After five albums (six if you include the 2002’s OK Calculator experiment prior to becoming a full band), you’re in a kinda personal relationship with a band. It’s a long term thing - by now you’re either hungry for that thrill of new aspects to their sound, or just happy they’re still around.
This is an album that may not have been made, as it’s their first since the tragic early death loss of bassist, Gerard Smith, at 36. After much soul searching and uncertainty about their own future, TV On The Radio decided to continue as a tribute to their friend, with Jaleel Bunton touchingly swapping his role in the band from drummer to bassist, a strength found from within. The two standalone tracks released last year, “Mercy” and “Million Miles”, showed a band undergoing a period of revitalisation, especially after their 2011 long player, Nine Types of Light, was such a subdued affair.
The gradual shift of TV On The Radio’s music from scuzzy art-rock to sleek pop has coincided with the band’s guitarist Dave Sitek’s ongoing rise as a ‘go to’ producer: Yeah Yeah Yeahs, Foals and Cerebral Ballzy have all received the Sitek golden touch, his skill was a perfect accompaniment to this year's lip-smackingly good Food album from Kelis, and he even managed to extract a decent song out of a Liam Gallagher’s Beady Eye (albeit just one).
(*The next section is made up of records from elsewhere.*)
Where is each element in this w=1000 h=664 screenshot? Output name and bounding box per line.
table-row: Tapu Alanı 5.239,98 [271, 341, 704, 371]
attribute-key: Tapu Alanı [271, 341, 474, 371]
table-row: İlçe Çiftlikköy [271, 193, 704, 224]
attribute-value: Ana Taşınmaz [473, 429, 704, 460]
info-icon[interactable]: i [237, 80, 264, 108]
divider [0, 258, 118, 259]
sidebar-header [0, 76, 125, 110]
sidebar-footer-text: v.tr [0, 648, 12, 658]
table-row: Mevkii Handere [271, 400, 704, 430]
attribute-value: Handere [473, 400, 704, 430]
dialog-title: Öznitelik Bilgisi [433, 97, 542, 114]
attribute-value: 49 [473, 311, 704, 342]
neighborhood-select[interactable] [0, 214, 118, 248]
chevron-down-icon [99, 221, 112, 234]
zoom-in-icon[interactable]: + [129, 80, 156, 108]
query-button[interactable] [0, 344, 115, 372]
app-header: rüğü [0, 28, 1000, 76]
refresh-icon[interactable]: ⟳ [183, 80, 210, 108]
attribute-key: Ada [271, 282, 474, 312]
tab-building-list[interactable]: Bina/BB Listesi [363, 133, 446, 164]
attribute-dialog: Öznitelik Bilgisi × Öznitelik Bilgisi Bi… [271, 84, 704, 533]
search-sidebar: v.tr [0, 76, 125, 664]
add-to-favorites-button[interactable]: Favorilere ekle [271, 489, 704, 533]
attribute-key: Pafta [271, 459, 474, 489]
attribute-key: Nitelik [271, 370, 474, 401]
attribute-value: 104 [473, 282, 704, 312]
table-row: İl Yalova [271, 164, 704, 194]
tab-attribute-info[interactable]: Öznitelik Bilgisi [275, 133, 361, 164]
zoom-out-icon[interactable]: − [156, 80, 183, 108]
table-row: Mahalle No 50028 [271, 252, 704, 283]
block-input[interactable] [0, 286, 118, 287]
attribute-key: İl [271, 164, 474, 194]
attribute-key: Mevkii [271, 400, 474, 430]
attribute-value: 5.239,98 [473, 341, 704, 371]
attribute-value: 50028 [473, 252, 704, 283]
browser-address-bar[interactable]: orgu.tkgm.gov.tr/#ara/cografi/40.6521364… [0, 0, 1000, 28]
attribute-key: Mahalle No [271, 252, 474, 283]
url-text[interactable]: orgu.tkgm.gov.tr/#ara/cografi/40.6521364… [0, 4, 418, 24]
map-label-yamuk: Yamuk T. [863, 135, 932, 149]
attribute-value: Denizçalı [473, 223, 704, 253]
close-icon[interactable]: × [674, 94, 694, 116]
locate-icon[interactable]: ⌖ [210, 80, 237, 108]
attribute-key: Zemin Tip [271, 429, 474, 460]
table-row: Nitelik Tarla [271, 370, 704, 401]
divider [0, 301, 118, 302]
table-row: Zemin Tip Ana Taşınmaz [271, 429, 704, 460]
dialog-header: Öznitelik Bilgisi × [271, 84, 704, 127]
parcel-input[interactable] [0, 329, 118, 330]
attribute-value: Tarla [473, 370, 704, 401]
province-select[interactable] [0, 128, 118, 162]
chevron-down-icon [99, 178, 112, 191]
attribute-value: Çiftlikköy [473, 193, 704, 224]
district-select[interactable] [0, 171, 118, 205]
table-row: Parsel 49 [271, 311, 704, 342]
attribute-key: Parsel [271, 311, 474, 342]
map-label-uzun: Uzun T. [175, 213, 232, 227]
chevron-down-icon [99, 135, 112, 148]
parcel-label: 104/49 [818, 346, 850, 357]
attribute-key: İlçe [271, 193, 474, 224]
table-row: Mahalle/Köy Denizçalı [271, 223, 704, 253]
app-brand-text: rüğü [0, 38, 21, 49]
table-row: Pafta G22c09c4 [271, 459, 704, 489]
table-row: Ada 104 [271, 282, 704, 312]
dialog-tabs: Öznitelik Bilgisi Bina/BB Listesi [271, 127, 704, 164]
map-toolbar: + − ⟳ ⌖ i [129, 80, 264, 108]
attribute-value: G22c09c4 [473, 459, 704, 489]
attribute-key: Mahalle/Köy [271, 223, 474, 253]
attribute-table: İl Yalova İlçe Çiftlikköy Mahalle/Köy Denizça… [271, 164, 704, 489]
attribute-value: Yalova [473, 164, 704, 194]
With TVOTR already proven to be a suckers for a love song, Seeds is awash with the stuff. The first words hollered are “How much do I love you/How much do we try/To set into motion /A love divine?” on the opening “Quartz”. It's a vocal yearning from Tunde Adebimpe backed with some of their most lassic sounds: doo-woop vocals, jittery beats, weird clanking sounds, sampled cowbells, kitchen sinks, their usual kind of thing.
“Careful You” and “Could You” are also cut from the same cloth, the former a mid-paced, dirty electronic mood peace (a revisit to their classic “Halfway Home” cut, while the latter has dual vocalist Kyp Malone pleading "Could you love somebody/Could open up your heart?") over gorgeous Rickenbacker guitar chimes reminiscent of The Byrds, concluding with parping horns which scream triumph. This is TVOTR at their cleanest; the grimy synths that made tracks like “Wolf Like Me” or “Young Liars” so essential are a million miles from the approach here, but still, these tunes could never be mistaken as ones from a different band.
The nearest thing to their sound of old appears on “Love Stained”, which also happens to be the absolute peak of the album. Musically sullen with skeletal post-punk guitar lines, washes of synth and monotone organ notes, it’s lyrical uplift proving to be an entrancing juxtaposition with a gorgeous impassioned croon from Malone, declaring “In the middle of the light, just wanna be your darlin’/Runnin’ by your side, let me play along”. It's epic and ever so slightly emotional.
There is, of course, space for dumb punk tracks too; “Winter” is prowling and minimal with crunching guitars backed with that “We Will Rock You” boom-boom-tish drum pattern, whilst “Lazerray” rocks harder than they ever have done. TVOTR remain enemies of genre boundaries, it’s all here, electronica, rock, pop, indie, dubstep, R’N’B, Hip Hop, shattered and pieced back together with eyes tightly shut.
This collection of tracks is pretty much a continuation of Nine Types of Light, and their 2008 breakthrough, Dear Science - tracks on all three albums are pretty interchangeable. This could be dismissed as a band who longer seek new sonic ventures, and true, there are no moments of ‘what the hell was that?’‘ which made 2004’s Desperate Youth, Blood Thirsty Babes and 2006’s Return To Cookie Mountain such refreshing new slants on rock music, no more My Bloody Valentine mixed by The Bomb Squad sounds, no Prince fronting Sonic Youth (con)fusion. But Seeds is a very strong album, even if it may alienate fans of their older synth-led doom-gaze sound. Their loss - this is a triumph that has risen from tragedy, a glittering testament to a fallen band mate who has been done proud.